Tuesday, November 10, 2015

Zeroes: fun paranormal YA from Westerfeld, Lanagan, and Biancotti

Zeroes is a new young adult book by Scott Westerfeld, Margo Lanagan, and Deborah Biancotti, which is very reminiscent of a fun but short-lived TV series I liked a lot—anyone see Misfits, the show about a group of teens unexpectedly given superpowers by a freak storm? If not, don’t worry, it’s still available free on Hulu.com—and, on a further tangent, it stars Iwan Rheon, now of Game of Thrones fame, playing a VERY different and interesting character.

Back to the book—Zeroes has six main characters with (you guessed it) superpowers. They don’t know why they have these powers: their best guess so far is that it has something to do with them all being born in the same year. Their powers are handy, but most have an unavoidable flip side. Each has a special nickname as part of the group.

Scam (Ethan): Some people hear voices that don’t belong to them in their heads. Scam’s “voice” isn’t just in his head—it comes out of his mouth, saying whatever it takes to get whatever Scam currently wants. Problem: it’s not big on taking the long-view or considering consequences.

Bellwether (Nate): He can see the energy that ties a group or a crowd together, and lead them where he wants them to go, making them think it was all their own idea. But what’s his end game? And how can his friends ever trust him?

Flicker (Riley): Blind since birth, she’s developed the ability to see through other people’s eyes. Her power seems to have the least amount of downside; maybe that’s why she comes across as the most ‘normal’ one.

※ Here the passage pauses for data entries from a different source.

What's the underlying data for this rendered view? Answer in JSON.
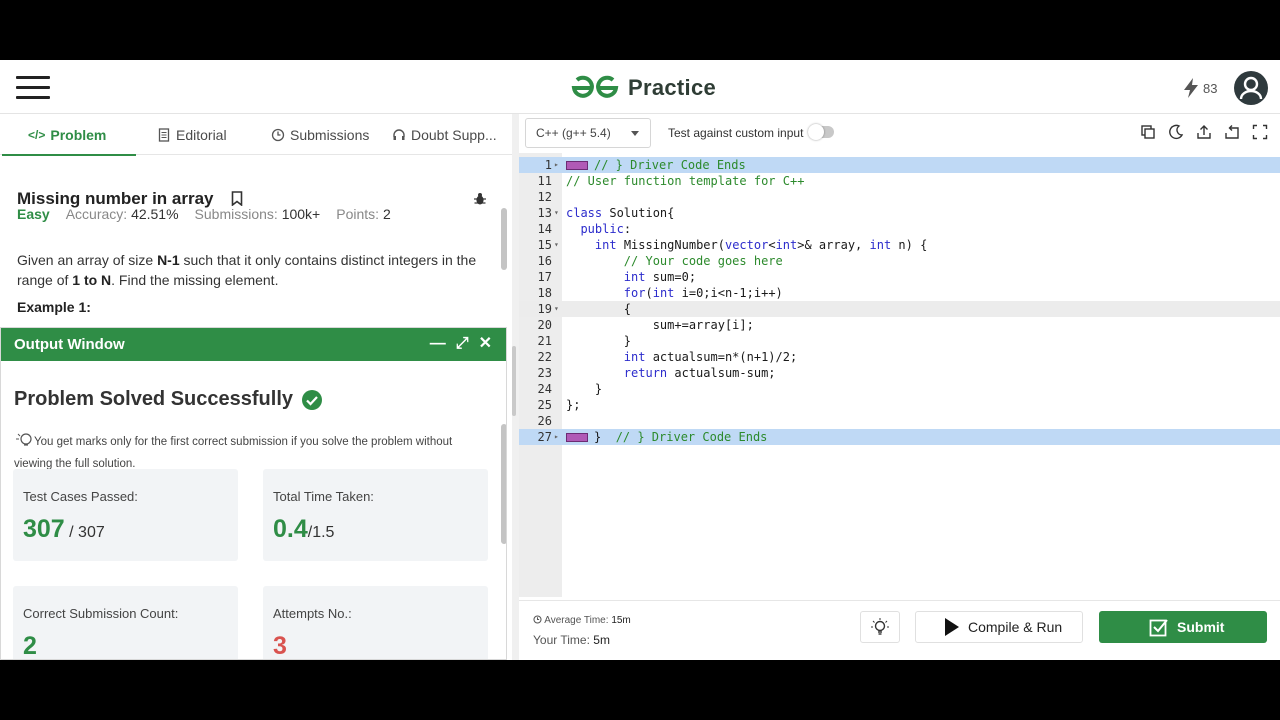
{
  "header": {
    "brand": "Practice",
    "streak_count": "83"
  },
  "tabs": [
    {
      "label": "Problem"
    },
    {
      "label": "Editorial"
    },
    {
      "label": "Submissions"
    },
    {
      "label": "Doubt Supp..."
    }
  ],
  "problem": {
    "title": "Missing number in array",
    "difficulty": "Easy",
    "accuracy_label": "Accuracy:",
    "accuracy": "42.51%",
    "submissions_label": "Submissions:",
    "submissions": "100k+",
    "points_label": "Points:",
    "points": "2",
    "desc_1": "Given an array of size ",
    "desc_b1": "N-1",
    "desc_2": " such that it only contains distinct integers in the range of ",
    "desc_b2": "1 to N",
    "desc_3": ". Find the missing element.",
    "example": "Example 1:"
  },
  "output": {
    "title": "Output Window",
    "solved": "Problem Solved Successfully",
    "tip": "You get marks only for the first correct submission if you solve the problem without viewing the full solution.",
    "cards": [
      {
        "label": "Test Cases Passed:",
        "value": "307",
        "total": " / 307"
      },
      {
        "label": "Total Time Taken:",
        "value": "0.4",
        "total": "/1.5"
      },
      {
        "label": "Correct Submission Count:",
        "value": "2",
        "total": ""
      },
      {
        "label": "Attempts No.:",
        "value": "3",
        "total": ""
      }
    ]
  },
  "editor": {
    "language": "C++ (g++ 5.4)",
    "custom_input_label": "Test against custom input",
    "lines": [
      {
        "n": "1",
        "fold": "▸",
        "hl": true,
        "cur": false,
        "tag": true,
        "code": "// } Driver Code Ends"
      },
      {
        "n": "11",
        "fold": "",
        "hl": false,
        "cur": false,
        "tag": false,
        "code": "// User function template for C++"
      },
      {
        "n": "12",
        "fold": "",
        "hl": false,
        "cur": false,
        "tag": false,
        "code": ""
      },
      {
        "n": "13",
        "fold": "▾",
        "hl": false,
        "cur": false,
        "tag": false,
        "code": "class Solution{"
      },
      {
        "n": "14",
        "fold": "",
        "hl": false,
        "cur": false,
        "tag": false,
        "code": "  public:"
      },
      {
        "n": "15",
        "fold": "▾",
        "hl": false,
        "cur": false,
        "tag": false,
        "code": "    int MissingNumber(vector<int>& array, int n) {"
      },
      {
        "n": "16",
        "fold": "",
        "hl": false,
        "cur": false,
        "tag": false,
        "code": "        // Your code goes here"
      },
      {
        "n": "17",
        "fold": "",
        "hl": false,
        "cur": false,
        "tag": false,
        "code": "        int sum=0;"
      },
      {
        "n": "18",
        "fold": "",
        "hl": false,
        "cur": false,
        "tag": false,
        "code": "        for(int i=0;i<n-1;i++)"
      },
      {
        "n": "19",
        "fold": "▾",
        "hl": false,
        "cur": true,
        "tag": false,
        "code": "        {"
      },
      {
        "n": "20",
        "fold": "",
        "hl": false,
        "cur": false,
        "tag": false,
        "code": "            sum+=array[i];"
      },
      {
        "n": "21",
        "fold": "",
        "hl": false,
        "cur": false,
        "tag": false,
        "code": "        }"
      },
      {
        "n": "22",
        "fold": "",
        "hl": false,
        "cur": false,
        "tag": false,
        "code": "        int actualsum=n*(n+1)/2;"
      },
      {
        "n": "23",
        "fold": "",
        "hl": false,
        "cur": false,
        "tag": false,
        "code": "        return actualsum-sum;"
      },
      {
        "n": "24",
        "fold": "",
        "hl": false,
        "cur": false,
        "tag": false,
        "code": "    }"
      },
      {
        "n": "25",
        "fold": "",
        "hl": false,
        "cur": false,
        "tag": false,
        "code": "};"
      },
      {
        "n": "26",
        "fold": "",
        "hl": false,
        "cur": false,
        "tag": false,
        "code": ""
      },
      {
        "n": "27",
        "fold": "▸",
        "hl": true,
        "cur": false,
        "tag": true,
        "code": "}  // } Driver Code Ends"
      }
    ]
  },
  "footer": {
    "avg_label": "Average Time:",
    "avg_value": "15m",
    "your_label": "Your Time:",
    "your_value": "5m",
    "run_label": "Compile & Run",
    "submit_label": "Submit"
  },
  "colors": {
    "brand_green": "#2f8d46",
    "highlight_blue": "#bfd9f5",
    "attempts_red": "#d9534f"
  },
  "icons": [
    "menu-icon",
    "gfg-logo-icon",
    "bolt-icon",
    "user-icon",
    "code-icon",
    "editorial-icon",
    "clock-icon",
    "headset-icon",
    "bookmark-icon",
    "bug-icon",
    "minimize-icon",
    "expand-icon",
    "close-icon",
    "check-circle-icon",
    "bulb-icon",
    "copy-icon",
    "moon-icon",
    "upload-icon",
    "reset-icon",
    "fullscreen-icon",
    "play-icon",
    "submit-check-icon"
  ]
}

Anonymous (Thibeau): Nice not to be noticed, to be able to sneak around and spy—or is it? Anonymous’ family abandoned him when he got sick at the hospital, because without his constant presence at home, they forgot his existence and moved his grandmother into his bedroom. Now he lives unnoticed in a luxury hotel—but even his friends can’t remember his name.

Mob (Kelsey): Like Bellwether, she can see and manipulate the energy of groups of people, but in more of a crowd-surfing way and less of a leadership way. If he’s a scientist, she’s an artist. But unfortunately, the crowd affects her back, sometimes filling her with fear or anger, and she can’t always resist.

Crash (Chizara): Her power comes with a hunger to destroy anything electrical, seemingly at the circuit level, and an ability to do it with the strength of her mind. She must stay far away from hospitals or prisons for fear of losing control and causing serious damage. The joy of crashing systems is like a drug which she must constantly resist, and she’s harangued by the constant buzz of modern life.

A really fun book, and presumably the opening of a series. Scam’s mouth leads him into the kind of serious trouble that involves guns and warehouses and large sums of dirty cash, and the others converge to rescue him, testing their bonds and strengthening their purpose as they go. Can’t wait for the next one.